She had perfect features. A model’s cheekbones and a model’s posture. But Gordon, who was naturally attracted to pretty much every woman on earth, no matter how dumpy or plain, shuddered at the thought of fucking this one.

It wasn’t that she came off a bit mannish. It wasn’t even that god-awful haircut, a man’s haircut, what you’d call a “fade,” clipped close to her skull.

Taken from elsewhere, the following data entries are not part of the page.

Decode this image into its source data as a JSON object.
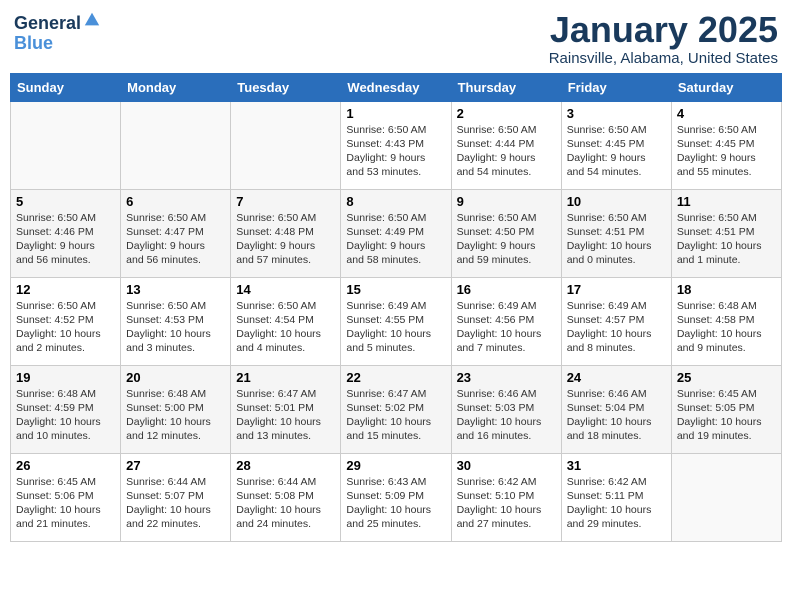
{
  "header": {
    "logo_line1": "General",
    "logo_line2": "Blue",
    "month": "January 2025",
    "location": "Rainsville, Alabama, United States"
  },
  "weekdays": [
    "Sunday",
    "Monday",
    "Tuesday",
    "Wednesday",
    "Thursday",
    "Friday",
    "Saturday"
  ],
  "weeks": [
    [
      {
        "day": "",
        "info": ""
      },
      {
        "day": "",
        "info": ""
      },
      {
        "day": "",
        "info": ""
      },
      {
        "day": "1",
        "info": "Sunrise: 6:50 AM\nSunset: 4:43 PM\nDaylight: 9 hours\nand 53 minutes."
      },
      {
        "day": "2",
        "info": "Sunrise: 6:50 AM\nSunset: 4:44 PM\nDaylight: 9 hours\nand 54 minutes."
      },
      {
        "day": "3",
        "info": "Sunrise: 6:50 AM\nSunset: 4:45 PM\nDaylight: 9 hours\nand 54 minutes."
      },
      {
        "day": "4",
        "info": "Sunrise: 6:50 AM\nSunset: 4:45 PM\nDaylight: 9 hours\nand 55 minutes."
      }
    ],
    [
      {
        "day": "5",
        "info": "Sunrise: 6:50 AM\nSunset: 4:46 PM\nDaylight: 9 hours\nand 56 minutes."
      },
      {
        "day": "6",
        "info": "Sunrise: 6:50 AM\nSunset: 4:47 PM\nDaylight: 9 hours\nand 56 minutes."
      },
      {
        "day": "7",
        "info": "Sunrise: 6:50 AM\nSunset: 4:48 PM\nDaylight: 9 hours\nand 57 minutes."
      },
      {
        "day": "8",
        "info": "Sunrise: 6:50 AM\nSunset: 4:49 PM\nDaylight: 9 hours\nand 58 minutes."
      },
      {
        "day": "9",
        "info": "Sunrise: 6:50 AM\nSunset: 4:50 PM\nDaylight: 9 hours\nand 59 minutes."
      },
      {
        "day": "10",
        "info": "Sunrise: 6:50 AM\nSunset: 4:51 PM\nDaylight: 10 hours\nand 0 minutes."
      },
      {
        "day": "11",
        "info": "Sunrise: 6:50 AM\nSunset: 4:51 PM\nDaylight: 10 hours\nand 1 minute."
      }
    ],
    [
      {
        "day": "12",
        "info": "Sunrise: 6:50 AM\nSunset: 4:52 PM\nDaylight: 10 hours\nand 2 minutes."
      },
      {
        "day": "13",
        "info": "Sunrise: 6:50 AM\nSunset: 4:53 PM\nDaylight: 10 hours\nand 3 minutes."
      },
      {
        "day": "14",
        "info": "Sunrise: 6:50 AM\nSunset: 4:54 PM\nDaylight: 10 hours\nand 4 minutes."
      },
      {
        "day": "15",
        "info": "Sunrise: 6:49 AM\nSunset: 4:55 PM\nDaylight: 10 hours\nand 5 minutes."
      },
      {
        "day": "16",
        "info": "Sunrise: 6:49 AM\nSunset: 4:56 PM\nDaylight: 10 hours\nand 7 minutes."
      },
      {
        "day": "17",
        "info": "Sunrise: 6:49 AM\nSunset: 4:57 PM\nDaylight: 10 hours\nand 8 minutes."
      },
      {
        "day": "18",
        "info": "Sunrise: 6:48 AM\nSunset: 4:58 PM\nDaylight: 10 hours\nand 9 minutes."
      }
    ],
    [
      {
        "day": "19",
        "info": "Sunrise: 6:48 AM\nSunset: 4:59 PM\nDaylight: 10 hours\nand 10 minutes."
      },
      {
        "day": "20",
        "info": "Sunrise: 6:48 AM\nSunset: 5:00 PM\nDaylight: 10 hours\nand 12 minutes."
      },
      {
        "day": "21",
        "info": "Sunrise: 6:47 AM\nSunset: 5:01 PM\nDaylight: 10 hours\nand 13 minutes."
      },
      {
        "day": "22",
        "info": "Sunrise: 6:47 AM\nSunset: 5:02 PM\nDaylight: 10 hours\nand 15 minutes."
      },
      {
        "day": "23",
        "info": "Sunrise: 6:46 AM\nSunset: 5:03 PM\nDaylight: 10 hours\nand 16 minutes."
      },
      {
        "day": "24",
        "info": "Sunrise: 6:46 AM\nSunset: 5:04 PM\nDaylight: 10 hours\nand 18 minutes."
      },
      {
        "day": "25",
        "info": "Sunrise: 6:45 AM\nSunset: 5:05 PM\nDaylight: 10 hours\nand 19 minutes."
      }
    ],
    [
      {
        "day": "26",
        "info": "Sunrise: 6:45 AM\nSunset: 5:06 PM\nDaylight: 10 hours\nand 21 minutes."
      },
      {
        "day": "27",
        "info": "Sunrise: 6:44 AM\nSunset: 5:07 PM\nDaylight: 10 hours\nand 22 minutes."
      },
      {
        "day": "28",
        "info": "Sunrise: 6:44 AM\nSunset: 5:08 PM\nDaylight: 10 hours\nand 24 minutes."
      },
      {
        "day": "29",
        "info": "Sunrise: 6:43 AM\nSunset: 5:09 PM\nDaylight: 10 hours\nand 25 minutes."
      },
      {
        "day": "30",
        "info": "Sunrise: 6:42 AM\nSunset: 5:10 PM\nDaylight: 10 hours\nand 27 minutes."
      },
      {
        "day": "31",
        "info": "Sunrise: 6:42 AM\nSunset: 5:11 PM\nDaylight: 10 hours\nand 29 minutes."
      },
      {
        "day": "",
        "info": ""
      }
    ]
  ]
}
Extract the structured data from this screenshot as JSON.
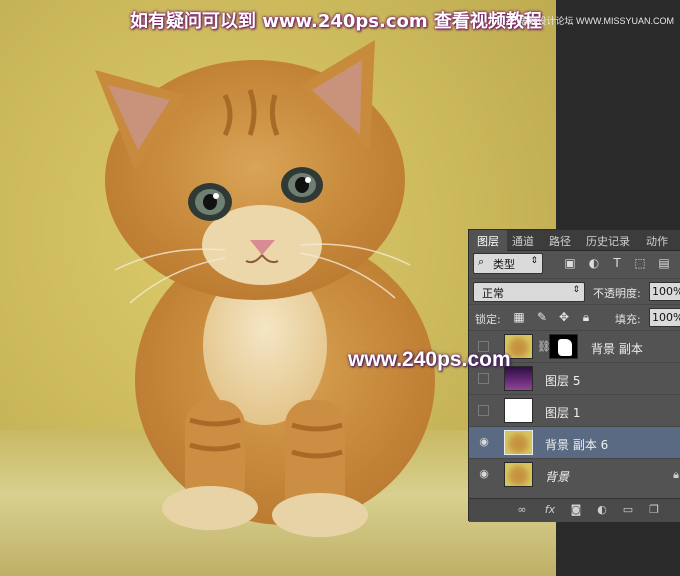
{
  "banner": {
    "text": "如有疑问可以到  www.240ps.com  查看视频教程",
    "site_mark": "思缘设计论坛  WWW.MISSYUAN.COM"
  },
  "watermark": "www.240ps.com",
  "panel": {
    "tabs": [
      {
        "label": "图层",
        "active": true
      },
      {
        "label": "通道",
        "active": false
      },
      {
        "label": "路径",
        "active": false
      },
      {
        "label": "历史记录",
        "active": false
      },
      {
        "label": "动作",
        "active": false
      }
    ],
    "filter": {
      "label": "类型",
      "icon": "search-icon"
    },
    "blend_mode": "正常",
    "opacity_label": "不透明度:",
    "opacity_value": "100%",
    "lock_label": "锁定:",
    "fill_label": "填充:",
    "fill_value": "100%",
    "layers": [
      {
        "name": "背景 副本",
        "thumb": "cat",
        "visible": false,
        "mask": true,
        "selected": false
      },
      {
        "name": "图层 5",
        "thumb": "purple",
        "visible": false,
        "mask": false,
        "selected": false
      },
      {
        "name": "图层 1",
        "thumb": "white",
        "visible": false,
        "mask": false,
        "selected": false
      },
      {
        "name": "背景 副本 6",
        "thumb": "cat",
        "visible": true,
        "mask": false,
        "selected": true
      },
      {
        "name": "背景",
        "thumb": "cat",
        "visible": true,
        "mask": false,
        "selected": false,
        "locked": true
      }
    ],
    "bottom_icons": [
      "link-icon",
      "fx-icon",
      "mask-icon",
      "adjustment-icon",
      "folder-icon",
      "new-layer-icon"
    ]
  },
  "colors": {
    "panel_bg": "#535353",
    "selected_row": "#596a82",
    "banner_shadow": "#7a1f6a"
  }
}
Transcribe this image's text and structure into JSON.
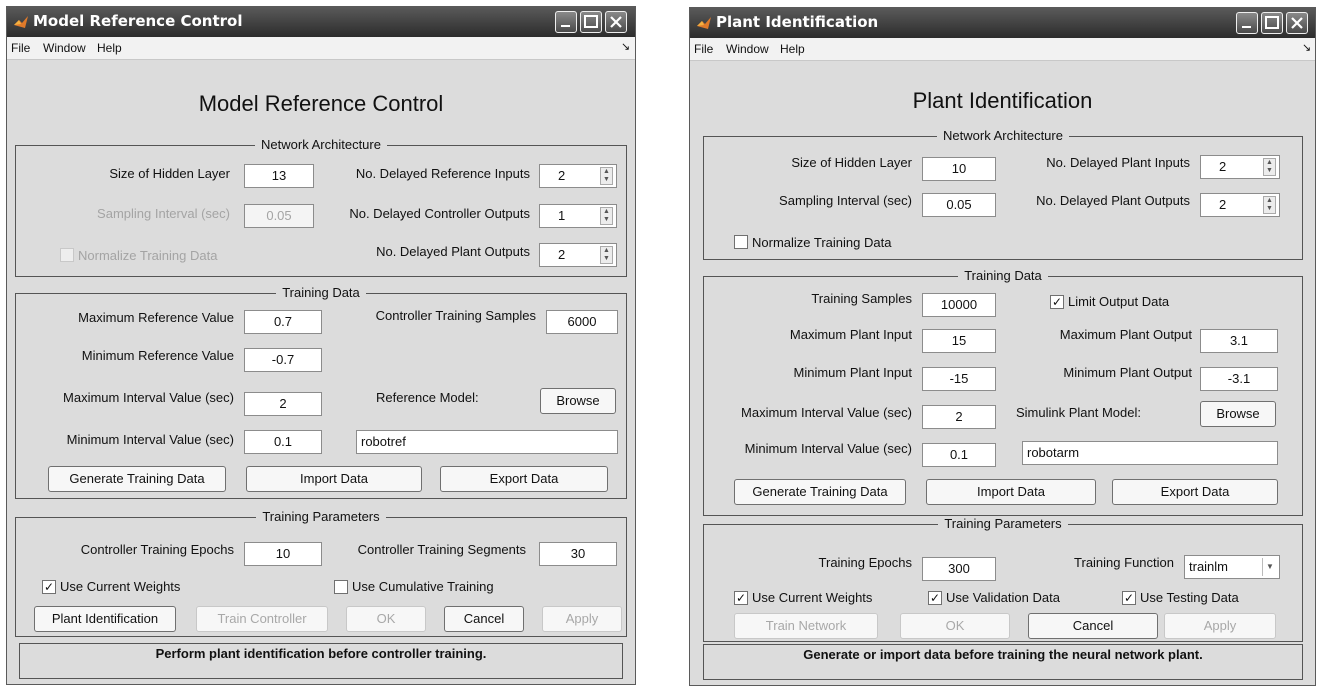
{
  "menu_items": [
    "File",
    "Window",
    "Help"
  ],
  "menu_corner_glyph": "↘",
  "mrc": {
    "window_title": "Model Reference Control",
    "heading": "Model Reference Control",
    "net_arch": {
      "title": "Network Architecture",
      "hidden_label": "Size of Hidden Layer",
      "hidden_value": "13",
      "sampling_label": "Sampling Interval (sec)",
      "sampling_value": "0.05",
      "normalize_label": "Normalize Training Data",
      "ref_inputs_label": "No. Delayed Reference Inputs",
      "ref_inputs_value": "2",
      "ctrl_outputs_label": "No. Delayed Controller Outputs",
      "ctrl_outputs_value": "1",
      "plant_outputs_label": "No. Delayed Plant Outputs",
      "plant_outputs_value": "2"
    },
    "training_data": {
      "title": "Training Data",
      "max_ref_label": "Maximum Reference Value",
      "max_ref_value": "0.7",
      "min_ref_label": "Minimum Reference Value",
      "min_ref_value": "-0.7",
      "max_int_label": "Maximum Interval Value (sec)",
      "max_int_value": "2",
      "min_int_label": "Minimum Interval Value (sec)",
      "min_int_value": "0.1",
      "ctrl_samples_label": "Controller Training Samples",
      "ctrl_samples_value": "6000",
      "ref_model_label": "Reference Model:",
      "browse": "Browse",
      "ref_model_value": "robotref",
      "generate": "Generate Training Data",
      "import": "Import Data",
      "export": "Export Data"
    },
    "training_params": {
      "title": "Training Parameters",
      "epochs_label": "Controller Training Epochs",
      "epochs_value": "10",
      "segments_label": "Controller Training Segments",
      "segments_value": "30",
      "use_weights": "Use Current Weights",
      "use_cumulative": "Use Cumulative Training",
      "plant_id": "Plant Identification",
      "train": "Train Controller",
      "ok": "OK",
      "cancel": "Cancel",
      "apply": "Apply"
    },
    "status": "Perform plant identification before controller training."
  },
  "pid": {
    "window_title": "Plant Identification",
    "heading": "Plant Identification",
    "net_arch": {
      "title": "Network Architecture",
      "hidden_label": "Size of Hidden Layer",
      "hidden_value": "10",
      "sampling_label": "Sampling Interval (sec)",
      "sampling_value": "0.05",
      "normalize_label": "Normalize Training Data",
      "plant_inputs_label": "No. Delayed Plant Inputs",
      "plant_inputs_value": "2",
      "plant_outputs_label": "No. Delayed Plant Outputs",
      "plant_outputs_value": "2"
    },
    "training_data": {
      "title": "Training Data",
      "samples_label": "Training Samples",
      "samples_value": "10000",
      "limit_label": "Limit Output Data",
      "max_in_label": "Maximum Plant Input",
      "max_in_value": "15",
      "min_in_label": "Minimum Plant Input",
      "min_in_value": "-15",
      "max_out_label": "Maximum Plant Output",
      "max_out_value": "3.1",
      "min_out_label": "Minimum Plant Output",
      "min_out_value": "-3.1",
      "max_int_label": "Maximum Interval Value (sec)",
      "max_int_value": "2",
      "min_int_label": "Minimum Interval Value (sec)",
      "min_int_value": "0.1",
      "model_label": "Simulink Plant Model:",
      "browse": "Browse",
      "model_value": "robotarm",
      "generate": "Generate Training Data",
      "import": "Import Data",
      "export": "Export Data"
    },
    "training_params": {
      "title": "Training Parameters",
      "epochs_label": "Training Epochs",
      "epochs_value": "300",
      "function_label": "Training Function",
      "function_value": "trainlm",
      "use_weights": "Use Current Weights",
      "use_validation": "Use Validation Data",
      "use_testing": "Use Testing Data",
      "train": "Train Network",
      "ok": "OK",
      "cancel": "Cancel",
      "apply": "Apply"
    },
    "status": "Generate or import data before training the neural network plant."
  }
}
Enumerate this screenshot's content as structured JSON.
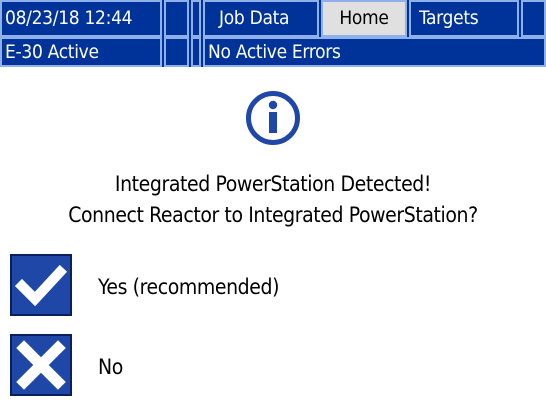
{
  "header": {
    "datetime": "08/23/18 12:44",
    "tabs": [
      {
        "label": "Job Data",
        "selected": false
      },
      {
        "label": "Home",
        "selected": true
      },
      {
        "label": "Targets",
        "selected": false
      }
    ],
    "status": "E-30 Active",
    "errors": "No Active Errors"
  },
  "dialog": {
    "icon": "info-icon",
    "message_line1": "Integrated PowerStation Detected!",
    "message_line2": "Connect Reactor to Integrated PowerStation?"
  },
  "options": {
    "yes": {
      "icon": "checkmark-icon",
      "label": "Yes (recommended)"
    },
    "no": {
      "icon": "x-icon",
      "label": "No"
    }
  },
  "colors": {
    "header_blue": "#003399",
    "button_blue": "#1f47a8",
    "selected_tab": "#e0e0e0",
    "cell_border": "#8fb0e8"
  }
}
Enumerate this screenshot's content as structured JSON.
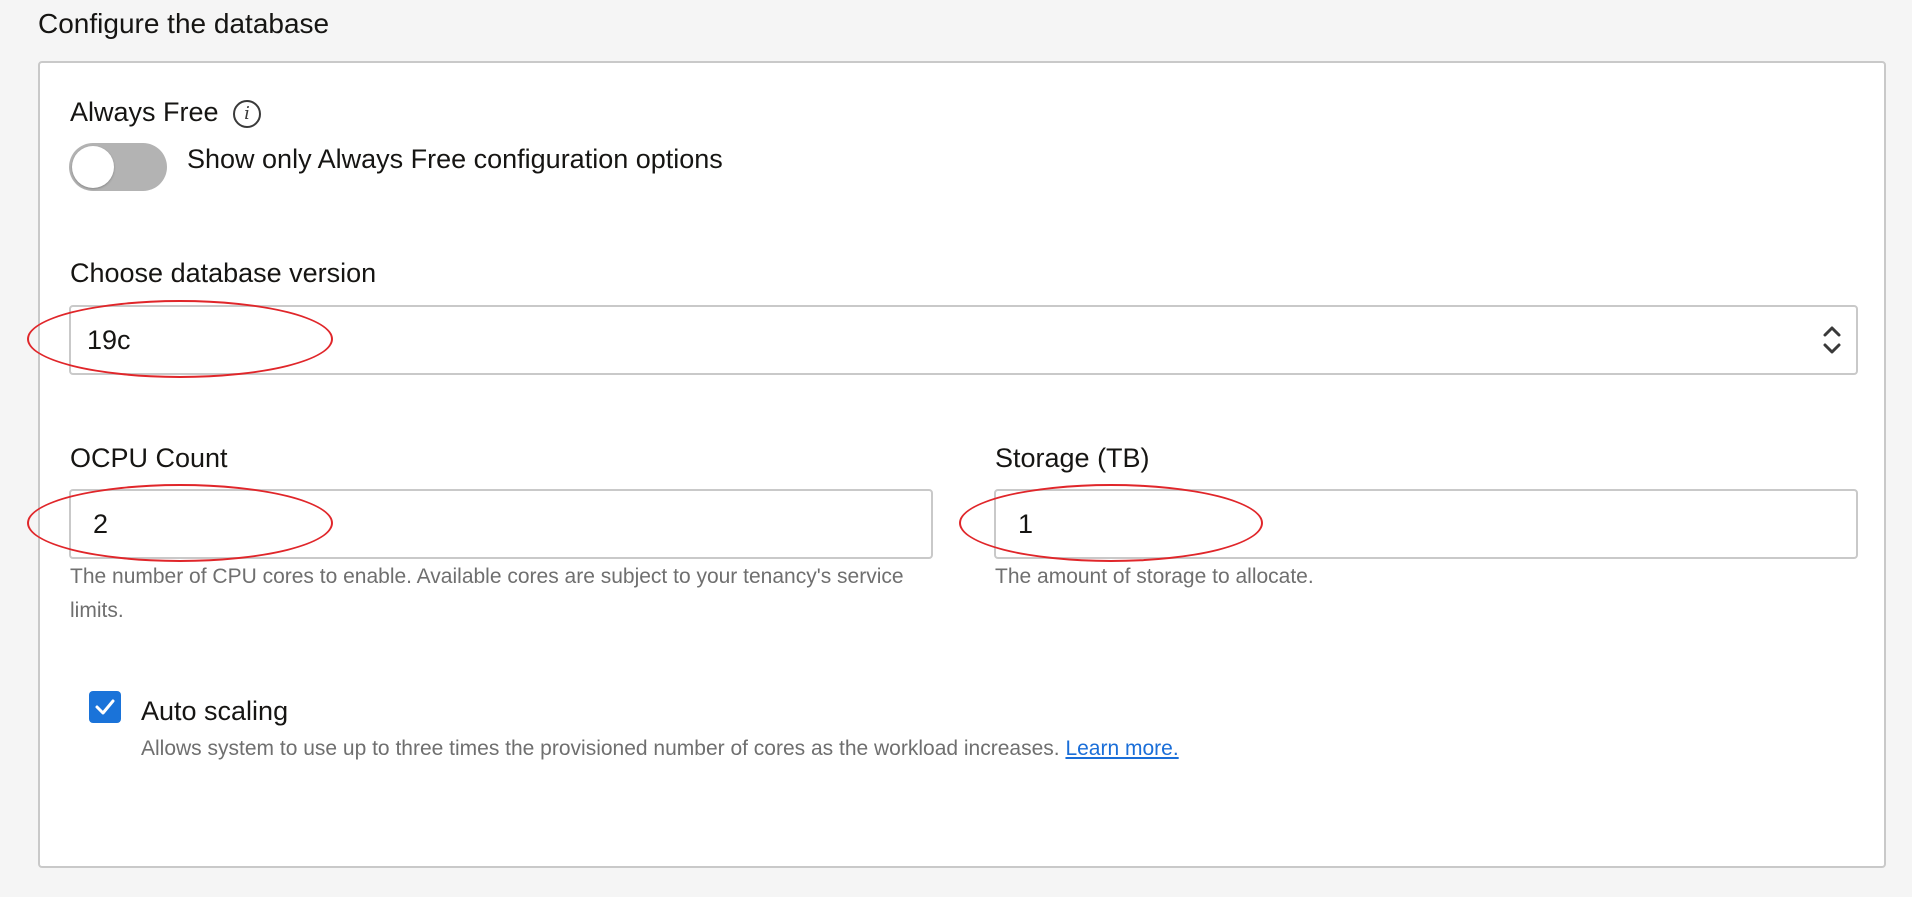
{
  "section_title": "Configure the database",
  "always_free": {
    "label": "Always Free",
    "info_icon": "info-icon",
    "info_glyph": "i",
    "toggle_on": false,
    "toggle_text": "Show only Always Free configuration options"
  },
  "version": {
    "label": "Choose database version",
    "selected": "19c",
    "arrows_icon": "up-down-chevron-icon"
  },
  "ocpu": {
    "label": "OCPU Count",
    "value": "2",
    "help": "The number of CPU cores to enable. Available cores are subject to your tenancy's service limits."
  },
  "storage": {
    "label": "Storage (TB)",
    "value": "1",
    "help": "The amount of storage to allocate."
  },
  "auto_scaling": {
    "checked": true,
    "label": "Auto scaling",
    "help": "Allows system to use up to three times the provisioned number of cores as the workload increases.",
    "link": "Learn more."
  },
  "colors": {
    "accent": "#1a73d9",
    "link": "#1a6ed8",
    "annotation": "#e0262a",
    "toggle_off": "#b3b3b3"
  }
}
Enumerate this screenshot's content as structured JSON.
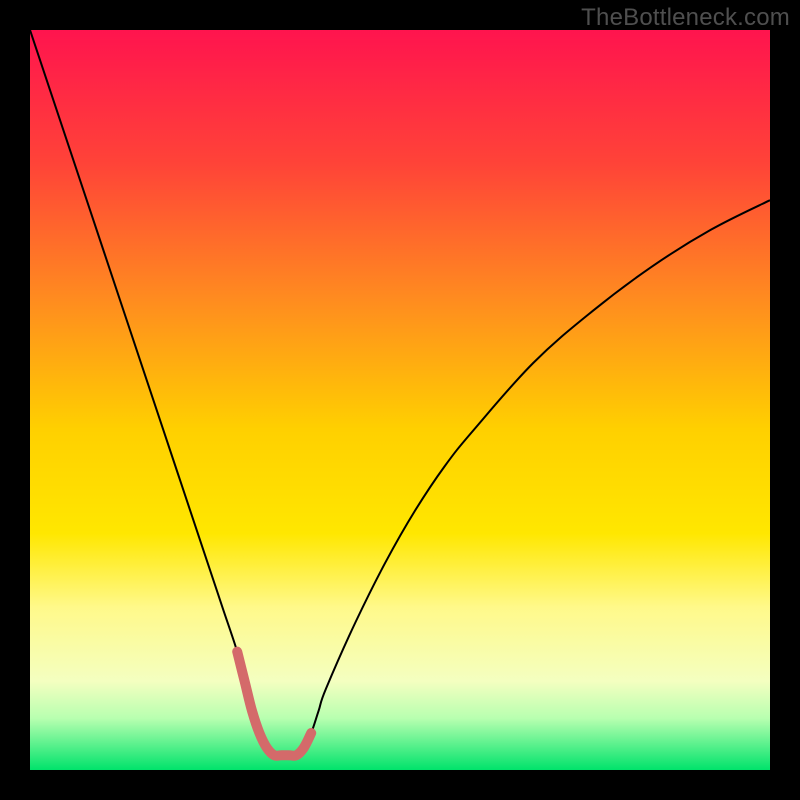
{
  "watermark": "TheBottleneck.com",
  "chart_data": {
    "type": "line",
    "title": "",
    "xlabel": "",
    "ylabel": "",
    "xlim": [
      0,
      100
    ],
    "ylim": [
      0,
      100
    ],
    "grid": false,
    "legend": false,
    "background_gradient": {
      "stops": [
        {
          "offset": 0.0,
          "color": "#ff144e"
        },
        {
          "offset": 0.18,
          "color": "#ff4338"
        },
        {
          "offset": 0.36,
          "color": "#ff8a20"
        },
        {
          "offset": 0.54,
          "color": "#ffd000"
        },
        {
          "offset": 0.68,
          "color": "#ffe700"
        },
        {
          "offset": 0.78,
          "color": "#fff98a"
        },
        {
          "offset": 0.88,
          "color": "#f4ffc0"
        },
        {
          "offset": 0.93,
          "color": "#b8ffb0"
        },
        {
          "offset": 1.0,
          "color": "#00e36b"
        }
      ]
    },
    "series": [
      {
        "name": "bottleneck-curve",
        "color": "#000000",
        "width": 2,
        "x": [
          0,
          4,
          8,
          12,
          16,
          20,
          24,
          26,
          28,
          29,
          30,
          31,
          32,
          33,
          34,
          35,
          36,
          37,
          38,
          39,
          40,
          44,
          48,
          52,
          56,
          60,
          68,
          76,
          84,
          92,
          100
        ],
        "y": [
          100,
          88,
          76,
          64,
          52,
          40,
          28,
          22,
          16,
          12,
          8,
          5,
          3,
          2,
          2,
          2,
          2,
          3,
          5,
          8,
          11,
          20,
          28,
          35,
          41,
          46,
          55,
          62,
          68,
          73,
          77
        ]
      },
      {
        "name": "optimal-band-highlight",
        "color": "#d46a6a",
        "width": 10,
        "x": [
          28,
          29,
          30,
          31,
          32,
          33,
          34,
          35,
          36,
          37,
          38
        ],
        "y": [
          16,
          12,
          8,
          5,
          3,
          2,
          2,
          2,
          2,
          3,
          5
        ]
      }
    ]
  }
}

No. Sex, no matter if it was with one of the maids from housekeeping or an alcoholic socialite or the hottest movie star in LA, was special to him. Performance art in the sweetest possible way. But he knew, with this woman, it would just be…mating.

Shaun finally spoke. “What did Max see?”

Gordon didn’t know for sure if Max Conroy saw anything. And frankly, it was a side issue. The fact that he saw anything at all was only relevant to the fact that it might have spurred him to leave.

“So what did he see?” Shaun repeated.

“Nothing that important.” It was just another problem in a string of problems Gordon had to deal with. And problems invited scrutiny.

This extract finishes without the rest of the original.